Van het nu nog levende Erelid Jan Bakhuis, tevens oud-bestuurslid, kan ik me herinneren dat hij als rechtsbuiten hard kon lopen en de corners op rechts met gestrekt been nam. Hij scoorde zelfs een keer vanaf de middenlijn van het veld. Dat kwam door zijn wat gedrongen klein , maar stevig figuur. Hij deed ook aan gewichtheffen. Mijn broer Henk, hij kon aardig koppen, scoorde menigmaal als middenvelder van R.V.C.-2 uit de corners van de op zijn retour zijnde Jan Bakhuis.) Uniek waren de avondwedstrijden van het Zuiderpark-elftal, bestaande uit spelers van bovengenoemde clubs en buurman A.D.O. Jan Bakhuis stond er altijd vast in met rijen dik publiek, dat daar op af kwam.
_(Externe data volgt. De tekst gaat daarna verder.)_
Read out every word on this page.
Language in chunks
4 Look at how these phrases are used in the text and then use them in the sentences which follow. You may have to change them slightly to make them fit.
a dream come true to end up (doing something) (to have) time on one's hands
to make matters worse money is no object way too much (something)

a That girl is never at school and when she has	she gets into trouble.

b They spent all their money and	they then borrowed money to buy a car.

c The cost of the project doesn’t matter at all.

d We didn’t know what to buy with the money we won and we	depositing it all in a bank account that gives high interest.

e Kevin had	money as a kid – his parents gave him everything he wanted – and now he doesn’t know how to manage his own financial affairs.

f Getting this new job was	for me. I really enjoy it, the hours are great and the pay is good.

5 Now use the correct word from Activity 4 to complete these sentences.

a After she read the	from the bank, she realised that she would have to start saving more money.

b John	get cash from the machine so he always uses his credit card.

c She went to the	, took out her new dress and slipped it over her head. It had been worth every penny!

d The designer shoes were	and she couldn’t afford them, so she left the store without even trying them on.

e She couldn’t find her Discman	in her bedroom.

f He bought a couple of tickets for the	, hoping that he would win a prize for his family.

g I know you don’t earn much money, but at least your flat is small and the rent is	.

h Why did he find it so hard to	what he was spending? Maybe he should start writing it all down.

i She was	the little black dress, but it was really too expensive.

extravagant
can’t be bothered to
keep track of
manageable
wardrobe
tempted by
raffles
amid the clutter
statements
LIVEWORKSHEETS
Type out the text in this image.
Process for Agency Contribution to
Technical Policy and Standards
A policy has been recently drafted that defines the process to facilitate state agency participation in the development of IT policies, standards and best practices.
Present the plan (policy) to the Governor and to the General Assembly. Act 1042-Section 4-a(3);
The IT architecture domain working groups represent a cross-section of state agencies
Een bijzondere herinnering heb ik aan mijn schoolmaatje Joop Boel, woonachtig in de Herman Costerstraat, die nadat hij door mij lid werd van de club zijn neef John Schermer van de Kaapstraat meetrok. Uit de grote vriendengroep van genoemde Herman Costerstraat t.h.v. de Boerenstraat, die vaak op het marktterrein voetbalde trok ook de volgende jongens aan: Hennie den Engelse, Louis de Ruijter, Ron Berserlk, Henri van Veen, Simon Wink, Jan Boel en Theo Otten. Guus Haak was de enige, die ze niet meekregen. Hij koos voor V.C.S. Ik herinner mij verder dat R.V.C. enige tijd haar wedstrijden op het V.V.P. –terrein speelde. Ik weet alleen de reden niet meer.

De “Transvaalse” invloed is duidelijk zichtbaar van genoemde groep, maar ik denk dat onze Wolmaransstraat toch wel de kroon spande met b.v. de oude mijnheer Harbers, de man van de fietsenstalling van ons eerste complex aan de linker zijde van de Schaapweg, die 2 zoons bij ons had spelen. Wim Landsmeer, die later als prof nog bij Fluks heeft gespeeld. Bertus Wasmus ( oud-A.D.O.), Herman Kruijt, Hennie Wasmus, Dolf van Mosel, Henk van der Meer, Jan Privé, Dick Opstelten, Wim Knoester, Kees en Henk de Ridder. Door de geboortegolf speelden later ook broertjes van Opstelten, van Mosel, Knoester en Privé nog enige tijd bij R.V.C. Veel later werd buurjongen Ton van Weelen lid en de broers Leen en Martin Knoop

In 1949 zag ik voor het eerst de Schaapweg in Rijswijk, waar het nieuwe sportcomplex van R..V.C. moest komen. Een smal boerenweggetje met weiland en waar we als jeugd het eerst mollen moesten steken om te zorgen dat de velden op zijn minst egaal zouden worden. Er stonden diverse boortorens richting Delft voor de winning van olie. Het gebied was per fiets bereikbaar via de Moerweg, de Middachtenweg en het park Overvoorde. Vanaf de Vredenburchweg kon je vóór de Schaapweg linksaf slaan om het terrein te bereiken. Dit gedeelte wordt niet meer gebruikt, maar is nog wel terug te vinden tegenover de oude complexen van Tedo en de Adelaars, overwoekerd met planten en bomen. Er was nog geen sprake van een verlenging van de Loevesteinlaan en dus bleef je automatisch aan de linkerzijde van de Schaapweg.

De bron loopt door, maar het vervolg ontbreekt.